Se un ufficiale ha casa a Roma e fa domanda non gli viene accettata, ma a un ministro sì, anche sulla base della relazione dei carabinieri di scorta che, con ogni probabilità, hanno indicato motivi di sicurezza prioritaria. Quando la casa fu assegnata la Trenta fece cambiare incarico al marito, all’epoca capo segreteria del segretario generale della Difesa, di fatto demansionandolo, attaccandosi a un possibile conflitto di interessi. Tutti inneggiarono all’onestà dei 5 stelle.

Una volta caduto il governo, però, il ministro uscente avrebbe dovuto lasciare l’alloggio entro tre mesi ed è qui che scatta la furbata, che non è certamente un illecito, ma una vera e propria mossa da volponi. Il marito dell’ex titolare del dicastero di via XX Settembre assume il suo vecchio incarico e al contempo chiede di rimanere in quell’alloggio per evitare traslochi. In questi casi avviene che di solito si lasciano i coniugi nella vecchia casa. Ovvero in un alloggio per cui è previsto, quando se ne ha diritto, un affitto che va, secondo fonti vicine alla Difesa, dai 120 ai 200 euro al mese. Se si rimane dopo senza titolo si dovrà pagare un corrispettivo pari al prezzo di mercato maggiorato in base al reddito e, nel caso della Trenta, si arriva a oltre 2mila euro. Soldi che, però, non spenderà mai o per poco tempo vista la riassegnazione dell’alloggio al marito al costo previsto per i militari.

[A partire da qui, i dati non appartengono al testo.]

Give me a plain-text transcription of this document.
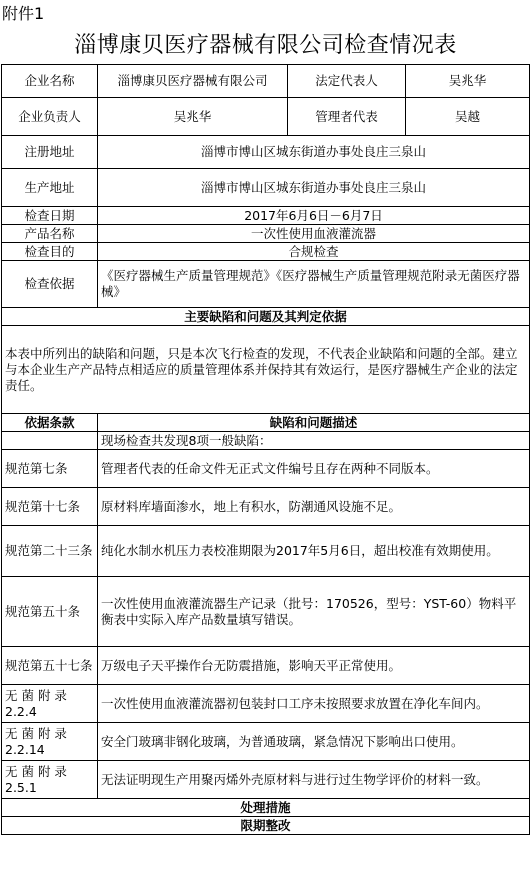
附件1
淄博康贝医疗器械有限公司检查情况表
企业名称	淄博康贝医疗器械有限公司	法定代表人	吴兆华
企业负责人	吴兆华	管理者代表	吴越
注册地址	淄博市博山区城东街道办事处良庄三泉山		
生产地址	淄博市博山区城东街道办事处良庄三泉山		
检查日期	2017年6月6日－6月7日		
产品名称	一次性使用血液灌流器		
检查目的	合规检查		
检查依据	《医疗器械生产质量管理规范》《医疗器械生产质量管理规范附录无菌医疗器械》		
主要缺陷和问题及其判定依据			
本表中所列出的缺陷和问题，只是本次飞行检查的发现，不代表企业缺陷和问题的全部。建立与本企业生产产品特点相适应的质量管理体系并保持其有效运行，是医疗器械生产企业的法定责任。			
依据条款	缺陷和问题描述		
	现场检查共发现8项一般缺陷：		
规范第七条	管理者代表的任命文件无正式文件编号且存在两种不同版本。		
规范第十七条	原材料库墙面渗水，地上有积水，防潮通风设施不足。		
规范第二十三条	纯化水制水机压力表校准期限为2017年5月6日，超出校准有效期使用。		
规范第五十条	一次性使用血液灌流器生产记录（批号：170526，型号：YST-60）物料平衡表中实际入库产品数量填写错误。		
规范第五十七条	万级电子天平操作台无防震措施，影响天平正常使用。		
无 菌 附 录2.2.4	一次性使用血液灌流器初包装封口工序未按照要求放置在净化车间内。		
无 菌 附 录2.2.14	安全门玻璃非钢化玻璃，为普通玻璃，紧急情况下影响出口使用。		
无 菌 附 录2.5.1	无法证明现生产用聚丙烯外壳原材料与进行过生物学评价的材料一致。		
处理措施			
限期整改			
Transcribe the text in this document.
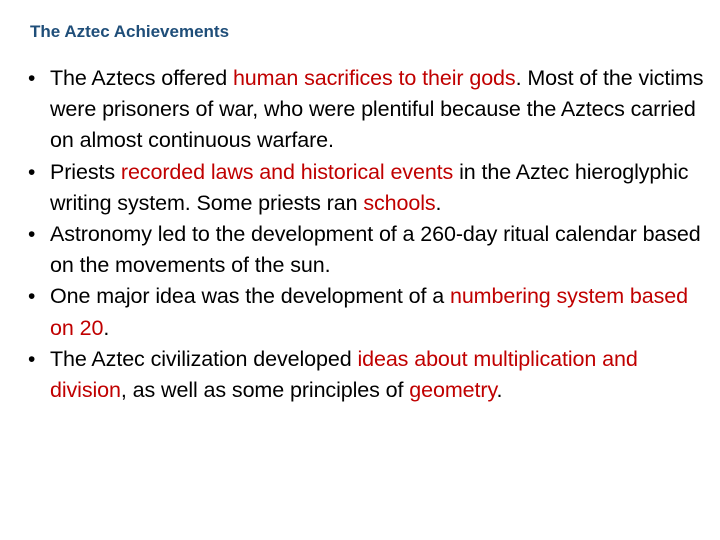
The Aztec Achievements
• The Aztecs offered human sacrifices to their gods. Most of the victims were prisoners of war, who were plentiful because the Aztecs carried on almost continuous warfare.
• Priests recorded laws and historical events in the Aztec hieroglyphic writing system. Some priests ran schools.
• Astronomy led to the development of a 260-day ritual calendar based on the movements of the sun.
• One major idea was the development of a numbering system based on 20.
• The Aztec civilization developed ideas about multiplication and division, as well as some principles of geometry.
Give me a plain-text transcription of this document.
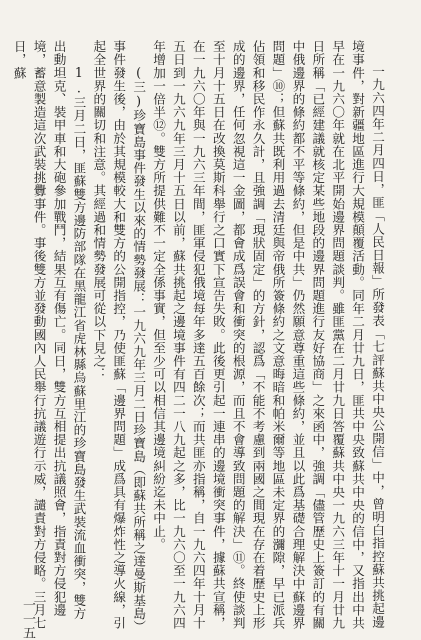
一九六四年二月四日，匪「人民日報」所發表「七評蘇共中央公開信」中，曾明白指控蘇共挑起邊境事件，對新疆地區進行大規模顛覆活動。同年二月廿九日，匪共中央致蘇共中央的信中，又指出中共早在一九六〇年就在北平開始邊界問題談判。雖匪黨在二月廿九日答覆蘇共中央一九六三年十一月廿九日所稱「已經建議就核定某些地段的邊界問題進行友好協商」之來函中，強調「儘管歷史上簽訂的有關中俄邊界的條約都不平等條約，但是中共」仍然願意尊重這些條約，並且以此爲基礎合理解決中蘇邊界問題」⑩；但蘇共既利用過去清廷與帝俄所簽條約之文意晦暗和帕米爾等地區未定界的瀰隙，早已派兵佔領和移民作永久計，且強調「現狀固定」的方針，認爲「不能不考慮到兩國之間現在存在着歷史上形成的邊界，任何忽視這一金圖，都會成爲誤會和衝突的根源，而且不會導致問題的解決」⑪。終使談判至十月十五日在改換莫斯科舉行之口實下宣告失敗。此後更引起一連串的邊境衝突事件，據蘇共宣稱，在一九六〇年與一九六三年間，匪軍侵犯俄境每年多達五百餘次；而共匪亦指稱，自一九六四年十月十五日到一九六九年三月十五日以前，蘇共挑起之邊境事件有四二一八九起之多，比一九六〇至一九六四年增加一倍半⑫。雙方所提供難不一定全係事實，但至少可以相信其邊境糾紛迄未中止。

(三)珍寶島事件發生以來的情勢發展：一九六九年三月二日珍寶島（即蘇共所稱之達曼斯基島）事件發生後，由於其規模較大和雙方的公開指控，乃使匪蘇「邊界問題」成爲具有爆炸性之導火線，引起全世界的關切和注意。其經過和情勢發展可從以下見之：

1.三月二日，匪蘇雙方邊防部隊在黑龍江省虎林縣烏蘇里江的珍寶島發生武裝流血衝突，雙方出動坦克、裝甲車和大砲參加戰鬥，結果互有傷亡。同日，雙方互相提出抗議照會，指責對方侵犯邊境，蓄意製造這次武裝挑釁事件。事後雙方並發動國內人民舉行抗議遊行示威，譴責對方侵略。三月七日，蘇

一一五
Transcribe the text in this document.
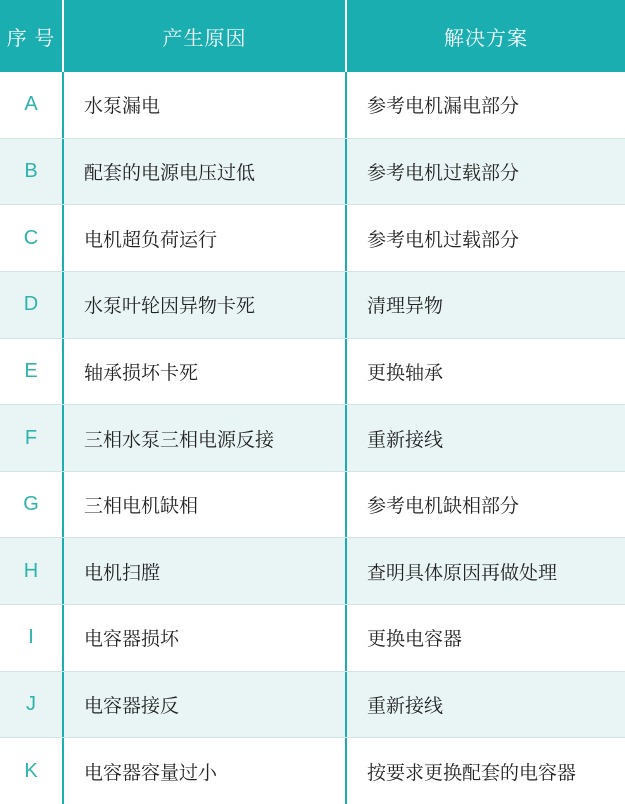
序 号	产生原因	解决方案
A	水泵漏电	参考电机漏电部分
B	配套的电源电压过低	参考电机过载部分
C	电机超负荷运行	参考电机过载部分
D	水泵叶轮因异物卡死	清理异物
E	轴承损坏卡死	更换轴承
F	三相水泵三相电源反接	重新接线
G	三相电机缺相	参考电机缺相部分
H	电机扫膛	查明具体原因再做处理
I	电容器损坏	更换电容器
J	电容器接反	重新接线
K	电容器容量过小	按要求更换配套的电容器
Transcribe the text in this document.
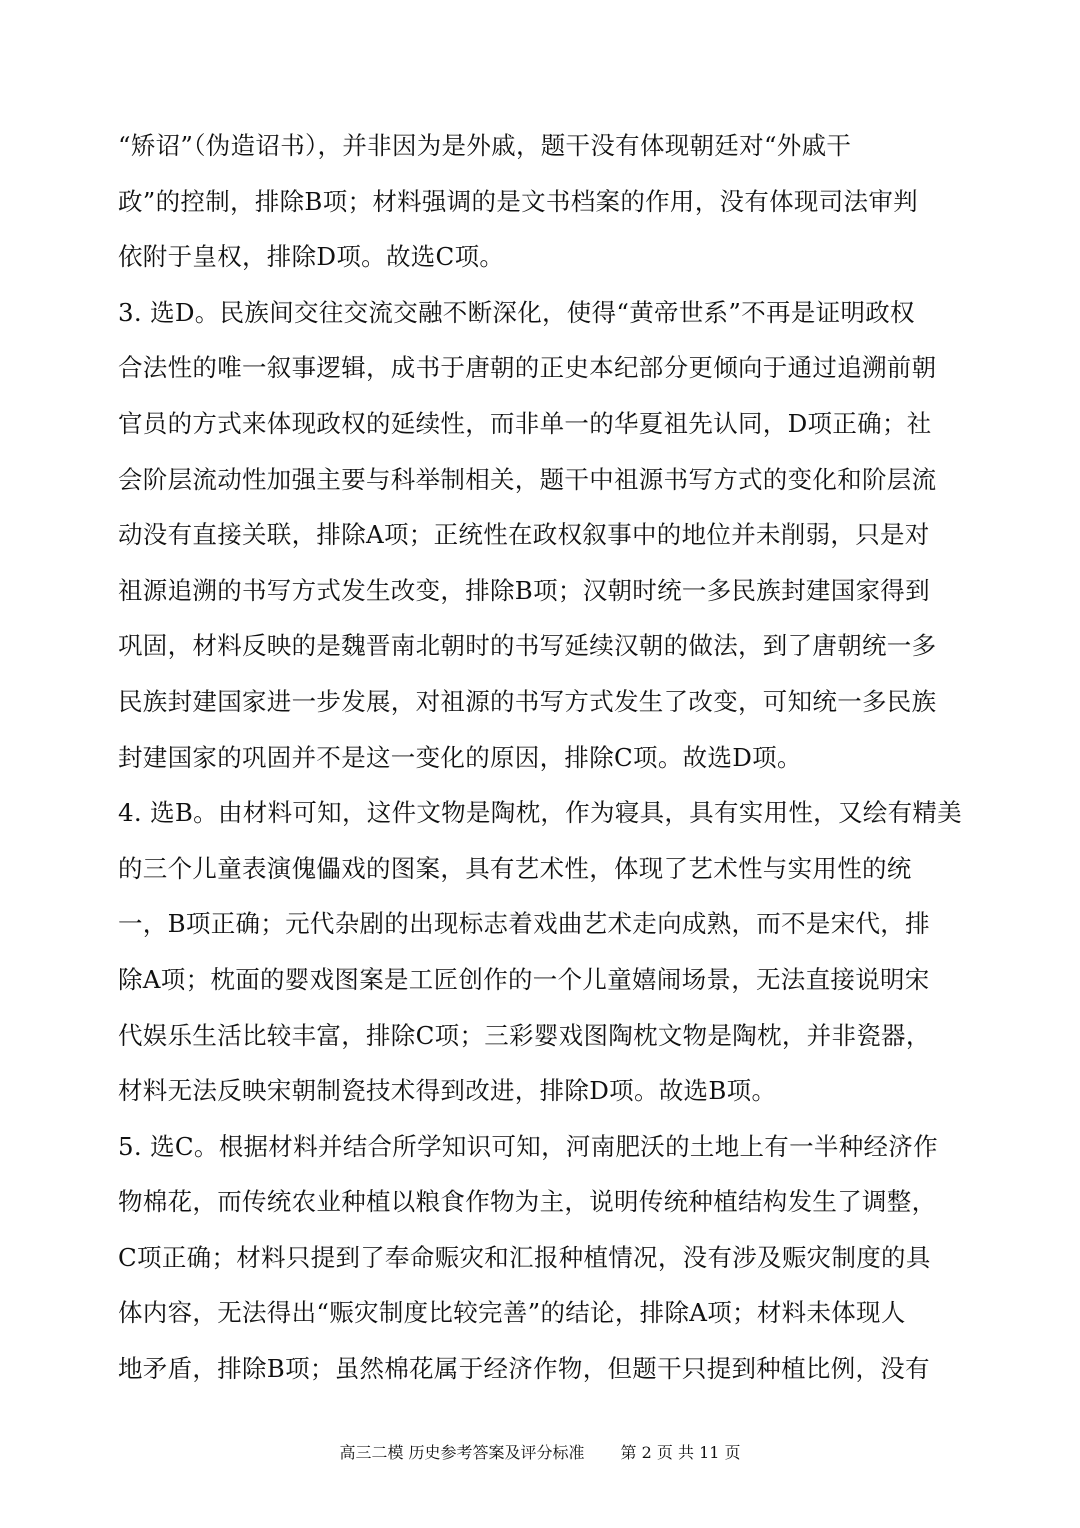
“矫诏”（伪造诏书），并非因为是外戚，题干没有体现朝廷对“外戚干
政”的控制，排除B项；材料强调的是文书档案的作用，没有体现司法审判
依附于皇权，排除D项。故选C项。
3. 选D。民族间交往交流交融不断深化，使得“黄帝世系”不再是证明政权
合法性的唯一叙事逻辑，成书于唐朝的正史本纪部分更倾向于通过追溯前朝
官员的方式来体现政权的延续性，而非单一的华夏祖先认同，D项正确；社
会阶层流动性加强主要与科举制相关，题干中祖源书写方式的变化和阶层流
动没有直接关联，排除A项；正统性在政权叙事中的地位并未削弱，只是对
祖源追溯的书写方式发生改变，排除B项；汉朝时统一多民族封建国家得到
巩固，材料反映的是魏晋南北朝时的书写延续汉朝的做法，到了唐朝统一多
民族封建国家进一步发展，对祖源的书写方式发生了改变，可知统一多民族
封建国家的巩固并不是这一变化的原因，排除C项。故选D项。
4. 选B。由材料可知，这件文物是陶枕，作为寝具，具有实用性，又绘有精美
的三个儿童表演傀儡戏的图案，具有艺术性，体现了艺术性与实用性的统
一，B项正确；元代杂剧的出现标志着戏曲艺术走向成熟，而不是宋代，排
除A项；枕面的婴戏图案是工匠创作的一个儿童嬉闹场景，无法直接说明宋
代娱乐生活比较丰富，排除C项；三彩婴戏图陶枕文物是陶枕，并非瓷器，
材料无法反映宋朝制瓷技术得到改进，排除D项。故选B项。
5. 选C。根据材料并结合所学知识可知，河南肥沃的土地上有一半种经济作
物棉花，而传统农业种植以粮食作物为主，说明传统种植结构发生了调整，
C项正确；材料只提到了奉命赈灾和汇报种植情况，没有涉及赈灾制度的具
体内容，无法得出“赈灾制度比较完善”的结论，排除A项；材料未体现人
地矛盾，排除B项；虽然棉花属于经济作物，但题干只提到种植比例，没有
高三二模 历史参考答案及评分标准 第 2 页 共 11 页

Dove sta l’inghippo? Nel fatto che se la signora non fosse stata ministro al marito non avrebbero mai assegnato una casa di quella levatura. A questo si aggiunge che ha ancora la scorta e l’auto di servizio, probabilmente assegnata sulla base di una valutazione di sicurezza. Insomma, benefits che fanno scaturire una domanda lecita: ma non furono lei e i suoi colleghi pentastellati a portare avanti una campagna di moralizzazione per un aereo di Stato che, di fatto, si trova ancora a marcire in un hangar di Fiumicino?

Come può ora dire di essere sotto attacco se anche lei usufruisce di quelle agevolazioni che tanto criticava?